Much has been made of the low-rated and generally dull Oscars which aired on Sunday night. As unused moments for humor came and went, production values were bland, and Ellen Degeneres’ segues were lifeless, it was clear that if this was the best Hollywood could put together, no wonder people have stopped going to movies. Upon a bit of reflection, however, I wondered why anyone would be surprised that the Oscars were dull? It’s hard for people who don’t truly love life and embrace its possibilities to have good senses of humor. I mean, would you honestly want to have many of the people so prominently displayed on your television screen so much as over for dinner?
If Leonardo DiCaprio came, he might systematically demonstrate all the ways you are destroying the environment with your inefficient home. Gwyneth Paltrow and Maggie Gylenhall might speak of their concern for the downtrodden, forgetting to mention the privilege and luck they experienced growing up children of Hollywood elite. Or maybe even Al Gore could stop in and share his Oscar-winning “film,” er Power Point presentation about global warming. (That is, unless a snowstorm in this frigid winter keeps him at home). If all else fails, maybe George Lucas could come over. If his conversation is as bad as his scripts, however, it might be a very dull night. (Okay, that wasn’t fair. I do like Star Wars.)
My point is that we shouldn’t be at all surprised the Oscars missed the mark; leftists are boring. Worse, they’re cynical. How could you expect a group of people who believe the earth will self-destruct in ten years to have a good time? When Al Gore is applauded as though he were a savior, you know you’re going to have problems. They are humorless, apparently unable anymore to poke fun at themselves, and they take themselves as seriously as a heart attack. They live lives dominated by fear: fear of the future (why they love raising a stink about global warming), fear of losing control (why they hate capitalism), and fear of virtue (why their movies are cynical to the core). They can’t relax long enough to be witty and self-reflective.
Ultimately, unhappiness seems like it has become synonymous with liberalism. I realize that is an over-simplification. But from my point-of-view, and from a lot of experience with die-hard leftists, modern liberalism has its roots in the negation of God, therefore the negation of the Truth. With this, what are you left with? So movies more and more relish in a postmodern ennui, inevitable disaster, and pointlessness. So few movies can affirm a love and passion for life; it seems to take children to do so, because most directors and writers don’t seem to believe there is much point in living.

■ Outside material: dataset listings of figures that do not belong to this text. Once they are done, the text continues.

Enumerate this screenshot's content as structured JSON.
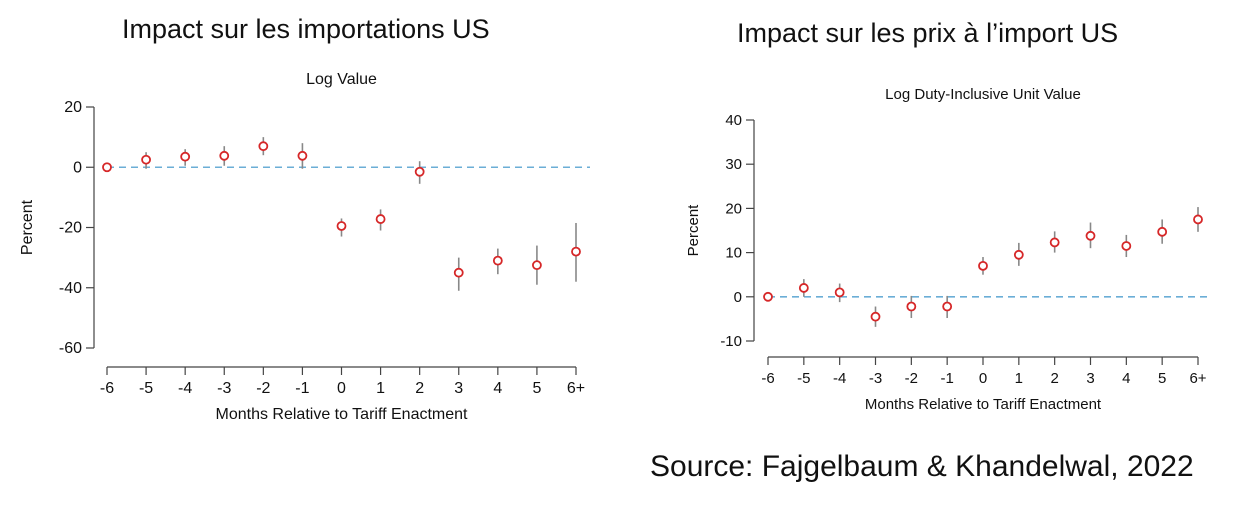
{
  "panels": {
    "left_title": "Impact sur les importations US",
    "right_title": "Impact sur les prix à l’import US"
  },
  "source": "Source: Fajgelbaum & Khandelwal, 2022",
  "colors": {
    "marker": "#d62728",
    "errorbar": "#888888",
    "zero_line": "#6baed6",
    "axis": "#444444"
  },
  "chart_data": [
    {
      "type": "scatter",
      "title": "Log Value",
      "xlabel": "Months Relative to Tariff Enactment",
      "ylabel": "Percent",
      "categories": [
        "-6",
        "-5",
        "-4",
        "-3",
        "-2",
        "-1",
        "0",
        "1",
        "2",
        "3",
        "4",
        "5",
        "6+"
      ],
      "yticks": [
        20,
        0,
        -20,
        -40,
        -60
      ],
      "ylim": [
        -60,
        20
      ],
      "reference_line": 0,
      "series": [
        {
          "values": [
            0,
            2.5,
            3.5,
            3.8,
            7,
            3.8,
            -19.5,
            -17.2,
            -1.5,
            -35,
            -31,
            -32.5,
            -28
          ],
          "lower": [
            0,
            -0.5,
            0.5,
            0.5,
            4,
            -0.5,
            -23,
            -21,
            -5.5,
            -41,
            -35.5,
            -39,
            -38
          ],
          "upper": [
            0,
            5,
            6,
            7,
            10,
            8,
            -17,
            -14,
            2,
            -30,
            -27,
            -26,
            -18.5
          ]
        }
      ],
      "grid": false
    },
    {
      "type": "scatter",
      "title": "Log Duty-Inclusive Unit Value",
      "xlabel": "Months Relative to Tariff Enactment",
      "ylabel": "Percent",
      "categories": [
        "-6",
        "-5",
        "-4",
        "-3",
        "-2",
        "-1",
        "0",
        "1",
        "2",
        "3",
        "4",
        "5",
        "6+"
      ],
      "yticks": [
        40,
        30,
        20,
        10,
        0,
        -10
      ],
      "ylim": [
        -10,
        40
      ],
      "reference_line": 0,
      "series": [
        {
          "values": [
            0,
            2,
            1,
            -4.5,
            -2.2,
            -2.2,
            7,
            9.5,
            12.3,
            13.8,
            11.5,
            14.7,
            17.5
          ],
          "lower": [
            0,
            0,
            -1.2,
            -6.8,
            -4.8,
            -4.8,
            5,
            7,
            10,
            11,
            9,
            12,
            14.7
          ],
          "upper": [
            0,
            4,
            3,
            -2.2,
            0.2,
            0.2,
            9,
            12.2,
            14.8,
            16.8,
            14,
            17.5,
            20.3
          ]
        }
      ],
      "grid": false
    }
  ]
}
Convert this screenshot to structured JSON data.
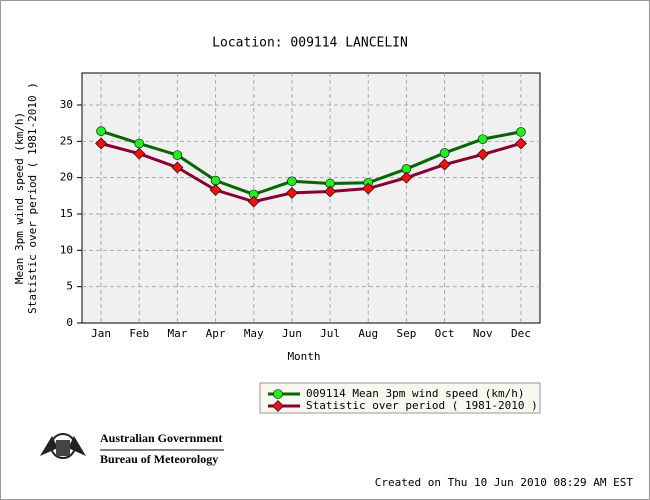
{
  "chart_data": {
    "type": "line",
    "title": "Location: 009114 LANCELIN",
    "ylabel": [
      "Mean 3pm wind speed (km/h)",
      "Statistic over period ( 1981-2010  )"
    ],
    "xlabel": "Month",
    "categories": [
      "Jan",
      "Feb",
      "Mar",
      "Apr",
      "May",
      "Jun",
      "Jul",
      "Aug",
      "Sep",
      "Oct",
      "Nov",
      "Dec"
    ],
    "series": [
      {
        "name": "009114 Mean 3pm wind speed (km/h)",
        "color": "#006600",
        "marker_color": "#22ee22",
        "marker": "circle",
        "values": [
          26.4,
          24.7,
          23.1,
          19.6,
          17.7,
          19.5,
          19.2,
          19.3,
          21.2,
          23.4,
          25.3,
          26.3
        ]
      },
      {
        "name": "Statistic over period ( 1981-2010  )",
        "color": "#880033",
        "marker_color": "#ee1111",
        "marker": "diamond",
        "values": [
          24.7,
          23.3,
          21.4,
          18.3,
          16.7,
          17.9,
          18.1,
          18.5,
          20.0,
          21.8,
          23.2,
          24.7
        ]
      }
    ],
    "ylim": [
      0,
      34.4
    ],
    "yticks": [
      0,
      5,
      10,
      15,
      20,
      25,
      30
    ],
    "grid": true
  },
  "logo": {
    "line1": "Australian Government",
    "line2": "Bureau of Meteorology"
  },
  "footer": "Created on Thu 10 Jun 2010 08:29 AM EST"
}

Not that films have to be stupidly naïve. Far from it. Great movies of the past wrestled with the difficulties we face in life, and even the temporary feelings of hopelessness we all encounter, but didn’t always give into the seduction of cynicism. Chariots of Fire comes to mind. A cliché, perhaps, but Blade Runner, even set in such stark film noir scenery, is ultimately uplifting. Even Star Trek II is more profound than this year’s sci-fi Children of Men. And I love realistic movies. I was glad Scorcese and The Departed won. I was a huge fan. But realism and cynicism need not be the same thing, and Hollywood doesn’t know how to make the distinction quite yet.
I tried to watch as little of the show as I could, but I do love movies, and their production is rather fascinating. Knowing how difficult it is to get one photograph just right, to make a movie, much less a great one, must border on the impossible. Watching all of the nominees for costume design, art direction and cinematography reminded me how much skill and time goes into a film; acting, consequentially is probably the least impressive feat. (Apparently, even American Idol contestants can become as good as any Julliard-trained thespian overnight. Who knew?) But a lot was indeed missing on Oscar night, and it could have all been predicted if you know the heart of a leftist.